There is so much technology in our lives; phones, computers, car radios, TVs. Somehow we have to put those things aside so we can hear from God. We are at our best when we move these things aside and practice:

being still -- quiet before the Lord,

paying attention -- to the world around us,

and being aware -- of all that God puts before us.



The actual practices we engage in are called “contemplative practices” or “prayer”. The importance of practice happens in all aspects of our life. We practice in music, in sports, simply learning to read or do math. We need to practice listening to God! But so often life gets in the way. When we’re busy the practice of prayer gets pushed aside. Finding time, making time is the biggest obstacle we have. We have found that we have the best chance of practicing being in God’s presence when we first wake up. We work hard to not make this a repetitive obligation. We want to be mindful of God’s presence to reset our minds and hearts. We always end our practice with two questions we learned from Jamie Winship:

Lord, what do you want me to know?

What do you want me to do?


Practicing anything takes time if it’s really going to stick. Guided repetition rewires our brains. We’ve shared in our PEAKS articles about “Listening Prayer”, “Centering Prayer” and …. Richard Rohr shares twelve lifestyle practices and prompts in his book: Just This.


Be still and quiet before the Lord – practice patient Silence!

We find that having a special place to sit or walk outside, with no technology, helps us hear God. And we’ve found that doing this over and over allows us to listen from our hearts, especially before talking to each other.

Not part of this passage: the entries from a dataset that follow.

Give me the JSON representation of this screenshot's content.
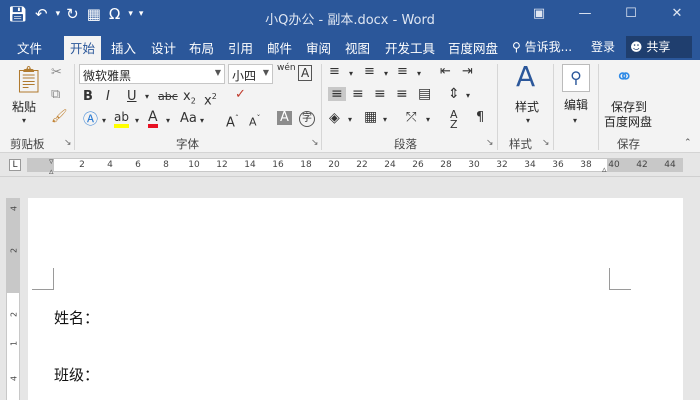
{
  "window": {
    "title": "小Q办公 - 副本.docx - Word",
    "minimize_icon": "minimize-icon",
    "maximize_icon": "maximize-icon",
    "close_icon": "close-icon",
    "options_icon": "ribbon-display-options-icon"
  },
  "qat": {
    "save_icon": "save-icon",
    "undo_icon": "undo-icon",
    "redo_icon": "redo-icon",
    "form_icon": "form-icon",
    "symbol_icon": "omega-icon",
    "customize_icon": "customize-qat-icon"
  },
  "tabs": [
    {
      "label": "文件",
      "active": false
    },
    {
      "label": "开始",
      "active": true
    },
    {
      "label": "插入",
      "active": false
    },
    {
      "label": "设计",
      "active": false
    },
    {
      "label": "布局",
      "active": false
    },
    {
      "label": "引用",
      "active": false
    },
    {
      "label": "邮件",
      "active": false
    },
    {
      "label": "审阅",
      "active": false
    },
    {
      "label": "视图",
      "active": false
    },
    {
      "label": "开发工具",
      "active": false
    },
    {
      "label": "百度网盘",
      "active": false
    }
  ],
  "tellme": "告诉我...",
  "login": "登录",
  "share": "共享",
  "ribbon": {
    "clipboard": {
      "label": "剪贴板",
      "paste": "粘贴"
    },
    "font": {
      "label": "字体",
      "font_name": "微软雅黑",
      "font_size": "小四",
      "wen_glyph": "wén",
      "A_glyph": "A"
    },
    "paragraph": {
      "label": "段落"
    },
    "styles": {
      "label": "样式",
      "button": "样式"
    },
    "editing": {
      "button": "编辑"
    },
    "save": {
      "label": "保存",
      "button_line1": "保存到",
      "button_line2": "百度网盘"
    }
  },
  "ruler": {
    "tab_marker": "L",
    "ticks": [
      "2",
      "4",
      "6",
      "8",
      "10",
      "12",
      "14",
      "16",
      "18",
      "20",
      "22",
      "24",
      "26",
      "28",
      "30",
      "32",
      "34",
      "36",
      "38",
      "40",
      "42",
      "44"
    ],
    "vertical_ticks": [
      "4",
      "2",
      "2",
      "1",
      "4"
    ]
  },
  "document": {
    "lines": [
      "姓名：",
      "班级："
    ]
  },
  "colors": {
    "accent": "#2b579a",
    "highlight": "#ffff00",
    "font_color": "#e81123"
  }
}
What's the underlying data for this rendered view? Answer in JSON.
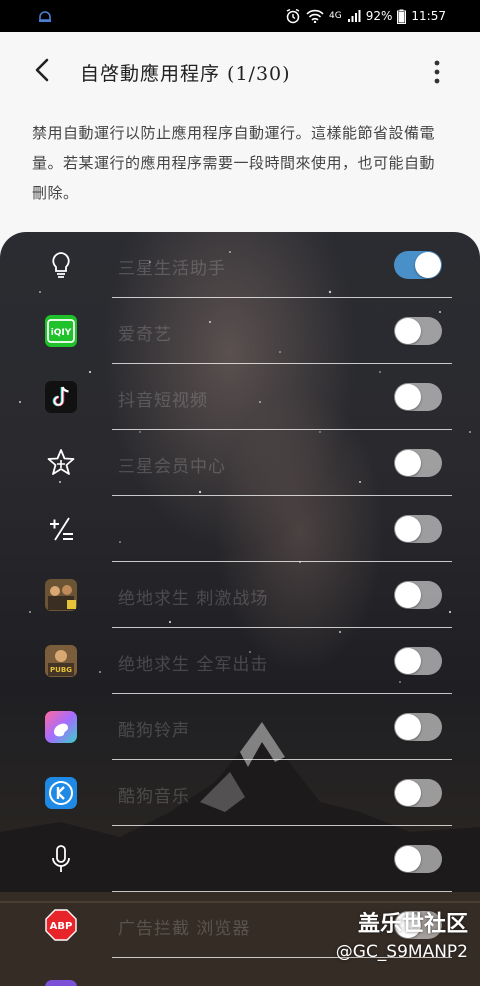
{
  "status_bar": {
    "battery": "92%",
    "time": "11:57",
    "network": "4G"
  },
  "header": {
    "title": "自啓動應用程序 (1/30)"
  },
  "description": "禁用自動運行以防止應用程序自動運行。這樣能節省設備電量。若某運行的應用程序需要一段時間來使用，也可能自動刪除。",
  "apps": [
    {
      "icon": "lightbulb-icon",
      "label": "三星生活助手",
      "enabled": true
    },
    {
      "icon": "iqiyi-icon",
      "label": "爱奇艺",
      "enabled": false
    },
    {
      "icon": "tiktok-icon",
      "label": "抖音短视频",
      "enabled": false
    },
    {
      "icon": "star-add-icon",
      "label": "三星会员中心",
      "enabled": false
    },
    {
      "icon": "calculator-icon",
      "label": "",
      "enabled": false
    },
    {
      "icon": "pubg-icon",
      "label": "绝地求生 刺激战场",
      "enabled": false
    },
    {
      "icon": "pubg-icon-2",
      "label": "绝地求生 全军出击",
      "enabled": false
    },
    {
      "icon": "paint-icon",
      "label": "酷狗铃声",
      "enabled": false
    },
    {
      "icon": "kugou-icon",
      "label": "酷狗音乐",
      "enabled": false
    },
    {
      "icon": "microphone-icon",
      "label": "",
      "enabled": false
    },
    {
      "icon": "adblock-icon",
      "label": "广告拦截 浏览器",
      "enabled": false
    }
  ],
  "watermark": {
    "line1": "盖乐世社区",
    "line2": "@GC_S9MANP2"
  },
  "colors": {
    "toggle_on": "#4a90c8",
    "background": "#f7f7f7"
  }
}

Paying attention – Rohr, in his book, suggests saying the final words of an Eastern Orthodox poem:

Attend for a moment

to your breath as you draw it in: regard

the breath’s cool descent, a stream from mouth

to throat to the furnace of the heart.

Observe that queer, cool confluence of breath

and blood, and do your thinking there.


For those of us with children, it’s not just technology that distracts us … (parents, you know what I mean). But please keep in mind - Every time you look into the eyes of your child you see God looking back. Cherish these moments.


Practice awareness

One of the ways we do this to focus on one single object, like a plant, a chair, a flower, until you stop having feeling about it. You don’t judge the object, reject it, like or dislike it. Cindy finds using objects in nature to help with this practice. Listen to the object and allow it to speak to you. She listens to the flowers in the garden and then speaks back to them with respect and curiosity. She finds joy with the flowers and within herself and a calmness in her body and mind. This has been a great practice in our new environment!

“How can you draw yourself into more awareness of God’s presence?”